In this context, this one-day workshop offers a chance for scholars, especially Early Career Researchers (ECRs), to present new research on this topic, including (but not limited to) the questions posed above.

We invite abstracts of 100-150 words relating broadly to the above issues and a brief (i.e., 50 words or less) biographical note. If you are an ECR (i.e., towards the end of your PhD candidature or within five years of PhD conferral), please mention this in your bio. ECRs will be favoured in the selection process although non-ECRs are also welcome to submit abstracts and will be considered for inclusion. Authors of accepted abstracts will be asked to submit full papers of up to 7000 words (double-spaced) including tables, notes and references. We welcome research from within sociology as well as cognizant disciplines such as political science, political economy, geography, etc.

The workshop

The proposed workshop will take place for one day on 15 March, 2018.  The workshop will be comprised of about 7-9 papers, with each author providing a short oral presentation followed by questions and discussion.

The workshop will also feature a keynote speech by Professor Emeritus Dick Bryan. Professor Bryan worked in the department of Political Economy at the University of Sydney between 1984 and 2016. He is a global expert in financial theory, heterodox economics and class analysis. In recent years, Professor Bryan’s work has focused on the role of derivatives in financial markets and how they have transformed capital accumulation. Along with others, such as Associate Professor Michael Rafferty (RMIT), Professor Bryan has published extensively on the origins and consequences of the GFC, the crucial function of labour / households within the crisis, and the on-going relevance of complex financial instruments in economic life today.

In order to maximise participation, the workshop will be held in two locations: Sydney and Melbourne with a third location linked via webinar. Attendees from other locations will be supported to attend with funding for flights and accommodation, subject to our successful application for such funding. We have explored the feasibility of holding the webinar in these locations and we have institutional support from the University of Sydney and the Australian Catholic University in Melbourne.

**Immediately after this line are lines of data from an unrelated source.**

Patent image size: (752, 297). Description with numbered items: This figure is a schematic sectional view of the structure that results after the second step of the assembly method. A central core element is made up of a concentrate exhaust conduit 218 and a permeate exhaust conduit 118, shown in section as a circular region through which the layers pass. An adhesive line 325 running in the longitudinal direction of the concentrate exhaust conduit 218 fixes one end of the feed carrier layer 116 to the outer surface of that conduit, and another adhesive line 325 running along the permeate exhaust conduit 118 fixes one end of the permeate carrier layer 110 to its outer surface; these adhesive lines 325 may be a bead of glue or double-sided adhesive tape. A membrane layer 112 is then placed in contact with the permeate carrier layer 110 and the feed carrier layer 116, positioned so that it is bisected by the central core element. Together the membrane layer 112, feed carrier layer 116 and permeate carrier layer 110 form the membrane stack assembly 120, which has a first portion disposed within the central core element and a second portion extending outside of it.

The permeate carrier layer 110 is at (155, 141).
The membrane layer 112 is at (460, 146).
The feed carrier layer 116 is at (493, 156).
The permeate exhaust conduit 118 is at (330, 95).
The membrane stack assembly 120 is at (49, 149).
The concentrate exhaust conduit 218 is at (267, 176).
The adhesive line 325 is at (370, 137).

In order to provide more focus for the proposed workshop and to take full advantage of TASA’s geographic location, this workshop will invite papers that relate to countries and regions in the Asia-Pacific in area terms. Geographically, this includes Australia, Asia, Oceania and the Americas although we may also consider theory-focused papers that are not oriented to any particular geographical area.

The keynote will be followed by a series of papers on the topic. There will be a focus on encouraging contributions from early career academics and post-graduate students, but mid-career and more senior academics will also be welcome to present / attend. Papers will be circulated well in advance of the event, with discussants allocated, to promote a meaningful engagement with the work.

The workshop will be preceded by at least three reading group/feedback meetings over several months, via webinar, focused on journal articles relevant to the topic. The intention of this is to promote dialogue and critical debate amongst our membership, and to generate functional and productive collegial relationships, both in general and as a preparation for the workshop. In practical terms, this process will also enable the convenors to sharpen their expertise in the use of the relevant webinar technology, for the purposes of facilitating the later workshop as well as facilitating use of such technology in the longer term. Some of our convenors already have extensive experience in using such technology. In addition, we have sought advice from the former convenors of the Applied Sociology thematic group about their successful use of the medium for a series of meetings in 2016.

Publication opportunity

We plan to submit selected papers as a special section. Possible targets include the Journal of Sociology, Economy and Society or Work Employment & Society or a similar journal in the field (where they would be subject to the normal refereeing process).